OPINION OF MITCHELL SILBERBERG & KNUPP LLP.
Published on February 28, 2017
Exhibit 5.1
Mitchell Silberberg & Knupp llp
A Law Partnership Including Professional Corporations
February 28, 2017
Sysorex Global 2479 E. Bayshore Road, Suite 195 Palo Alto, California 94303 |
Re: | Re: Registration Statement on Form S-8 |
Ladies and Gentlemen:
We have acted as counsel to Sysorex Global, a Nevada corporation (the “Company”), in connection with the registration of an additional 4,848,285 shares (the “Shares”) of the Company’s common stock, par value $0.001 per share (“Common Stock”), issuable under the Company’s Amended and Restated 2011 Employee Stock Incentive Plan (the “Plan”), pursuant to a registration statement on Form S-8 (the “Registration Statement”) filed on February 28, 2017.

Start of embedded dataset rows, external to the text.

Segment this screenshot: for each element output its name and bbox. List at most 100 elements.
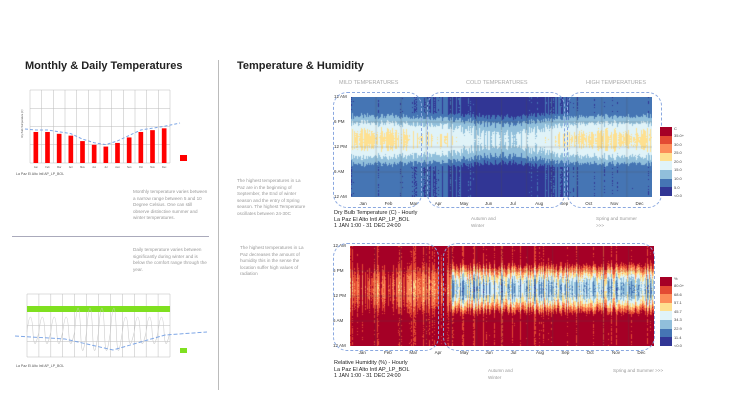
daily-caption: La Paz El Alto Intl AP_LP_BOL	[16, 364, 65, 368]
trend-line	[15, 331, 208, 351]
monthly-note: Monthly temperature varies between a nar…	[133, 189, 208, 221]
hum-seg-autumn: Autumn and Winter	[488, 368, 513, 380]
temperature-heatmap	[351, 97, 652, 197]
tick-label: Feb	[45, 166, 50, 168]
legend-value: 10.0	[674, 176, 682, 181]
month-tick: Mar	[409, 350, 418, 355]
legend-unit: C	[674, 126, 677, 131]
legend-swatch	[660, 152, 672, 162]
tick-label: Sep	[127, 166, 132, 168]
caption-line: La Paz El Alto Intl AP_LP_BOL	[334, 366, 410, 373]
dry-humidity-box	[443, 243, 655, 351]
bar-Feb	[45, 131, 50, 163]
legend-swatch	[660, 328, 672, 338]
bar-Dec	[161, 128, 167, 163]
caption-line: 1 JAN 1:00 - 31 DEC 24:00	[334, 223, 401, 229]
bar-Nov	[150, 130, 155, 163]
tick-label: Jun	[92, 166, 97, 168]
month-tick: May	[459, 201, 469, 206]
legend-swatch	[660, 311, 672, 320]
legend-swatch	[660, 320, 672, 329]
month-tick: Jul	[510, 350, 517, 355]
month-tick: Dec	[635, 201, 644, 206]
mild-humidity-box	[333, 243, 439, 351]
daily-temp-line	[26, 307, 171, 351]
month-tick: Jun	[484, 201, 493, 206]
legend-value: 30.0	[674, 141, 682, 147]
hour-tick: 6 AM	[333, 318, 344, 323]
legend-value: 80.0+	[674, 283, 685, 288]
monthly-legend-swatch	[180, 155, 187, 161]
month-tick: Dec	[637, 350, 646, 355]
caption-line: Dry Bulb Temperature (C) - Hourly	[334, 210, 418, 216]
legend-swatch	[660, 277, 672, 286]
hum-note: The highest temperatures in La Paz decre…	[240, 245, 304, 277]
legend-value: 45.7	[674, 308, 682, 314]
temp-humidity-title: Temperature & Humidity	[237, 60, 364, 72]
legend-value: 25.0	[674, 150, 682, 156]
tick-label: May	[80, 166, 85, 168]
tick-label: Dec	[162, 166, 167, 168]
cold-season-box	[427, 92, 565, 208]
tick-label: Aug	[115, 166, 120, 168]
bar-Jul	[103, 146, 109, 163]
month-tick: Oct	[585, 201, 593, 206]
legend-swatch	[660, 135, 672, 145]
tick-label: Apr	[69, 166, 73, 168]
bar-Jan	[33, 131, 39, 163]
temp-seg-autumn: Autumn and Winter	[471, 216, 496, 228]
tick-label: Jan	[34, 166, 39, 168]
tick-label: Jul	[104, 166, 108, 168]
bar-Aug	[115, 142, 120, 163]
month-tick: Sep	[560, 201, 569, 206]
legend-swatch	[660, 170, 672, 179]
season-high: HIGH TEMPERATURES	[586, 80, 646, 86]
month-tick: Jan	[358, 350, 366, 355]
mild-season-box	[333, 92, 422, 208]
month-tick: May	[460, 350, 469, 355]
comfort-legend-swatch	[180, 348, 187, 353]
tick-label: Nov	[150, 166, 155, 168]
month-tick: Nov	[610, 201, 619, 206]
tick-label: Oct	[139, 166, 143, 168]
hour-tick: 12 PM	[334, 144, 348, 149]
caption-line: Relative Humidity (%) - Hourly	[334, 360, 408, 366]
legend-swatch	[660, 127, 672, 136]
trend-line	[24, 122, 181, 146]
month-tick: Aug	[535, 201, 544, 206]
hour-tick: 6 PM	[333, 268, 344, 273]
bar-Apr	[68, 135, 74, 163]
season-cold: COLD TEMPERATURES	[466, 80, 528, 86]
temp-note: The highest temperatures in La Paz are i…	[237, 178, 306, 216]
caption-line: 1 JAN 1:00 - 31 DEC 24:00	[334, 373, 401, 379]
temp-caption: Dry Bulb Temperature (C) - Hourly La Paz…	[334, 210, 417, 230]
legend-value: 11.4	[674, 334, 682, 340]
humidity-heatmap	[350, 246, 654, 346]
bar-May	[80, 141, 85, 163]
legend-value: 22.9	[674, 326, 682, 331]
hum-seg-spring: Spring and Summer >>>	[613, 368, 664, 373]
monthly-bar-chart: Jan Feb Mar Apr May Jun Jul Aug Sep Oct Nov Dec Dry …	[21, 89, 181, 168]
month-tick: Jul	[510, 201, 516, 206]
legend-unit: %	[674, 276, 678, 281]
bar-Oct	[138, 131, 144, 163]
legend-value: 57.1	[674, 300, 682, 306]
vertical-divider	[218, 60, 219, 390]
month-tick: Feb	[384, 201, 393, 206]
month-tick: Jun	[485, 350, 493, 355]
legend-swatch	[660, 178, 672, 188]
month-tick: Feb	[384, 350, 392, 355]
monthly-daily-title: Monthly & Daily Temperatures	[25, 60, 183, 72]
legend-swatch	[660, 285, 672, 295]
legend-value: <0.0	[674, 193, 682, 199]
legend-swatch	[660, 302, 672, 312]
legend-value: 20.0	[674, 158, 682, 164]
legend-value: <0.0	[674, 343, 682, 349]
legend-swatch	[660, 161, 672, 170]
legend-value: 68.6	[674, 291, 682, 297]
legend-value: 15.0	[674, 167, 682, 173]
horizontal-divider	[12, 236, 209, 237]
caption-line: La Paz El Alto Intl AP_LP_BOL	[334, 216, 410, 223]
legend-value: 34.3	[674, 317, 682, 323]
hour-tick: 6 AM	[334, 169, 345, 174]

For purposes of rendering this opinion, we have examined the Registration Statement, the Articles of Incorporation and the Bylaws of the Company, the proceedings and other actions of the Company that provide for the issuance of the Shares, and such other documents and matters as we have deemed necessary for purposes of rendering this opinion. We have assumed the authenticity of all documents submitted to us as originals, the conformity to originals of all documents submitted to us as certified or photostatic copies and the authenticity of the originals of all documents submitted to us as copies. We have also assumed the legal capacity of all natural persons who have executed documents examined by us, the genuineness of all signatures on all documents examined by us, the authority of such persons signing on behalf of the parties thereto other than the Company and the due authorization, execution and delivery of all documents by the parties thereto other than the Company. In rendering the opinion set forth below, we have assumed that certificates evidencing the Shares will be signed by one of the authorized officers of the Company and registered by the transfer agent and registrar and will conform to the specimen certificate for the Common Stock. In addition, we have assumed that the resolutions of the Company’s Board of Directors or its applicable committee authorizing the Company to issue and deliver the Shares will be in full force and effect at all times at which such Shares are issued and delivered by the Company, and that the Company will take no action inconsistent with such resolutions.
Based upon and subject to the foregoing, it is our opinion that the Shares, when issued, delivered and paid for in accordance with the Plan and in the manner described in the Registration Statement, will be validly issued, fully paid and non-assessable.
This opinion is opining upon and is limited to the current federal laws of the United States and the Nevada Revised Statutes. We express no opinion with respect to the effect or applicability of the laws of any other jurisdiction. We assume no obligation to revise or supplement this opinion letter should the laws of such jurisdiction be changed after the date hereof by legislative action, judicial decision, or otherwise.
We hereby consent to the filing of this opinion as an exhibit to the Registration Statement. In giving our consent we do not hereby admit that we are in the category of persons whose consent is required under Section 7 of the Securities Act.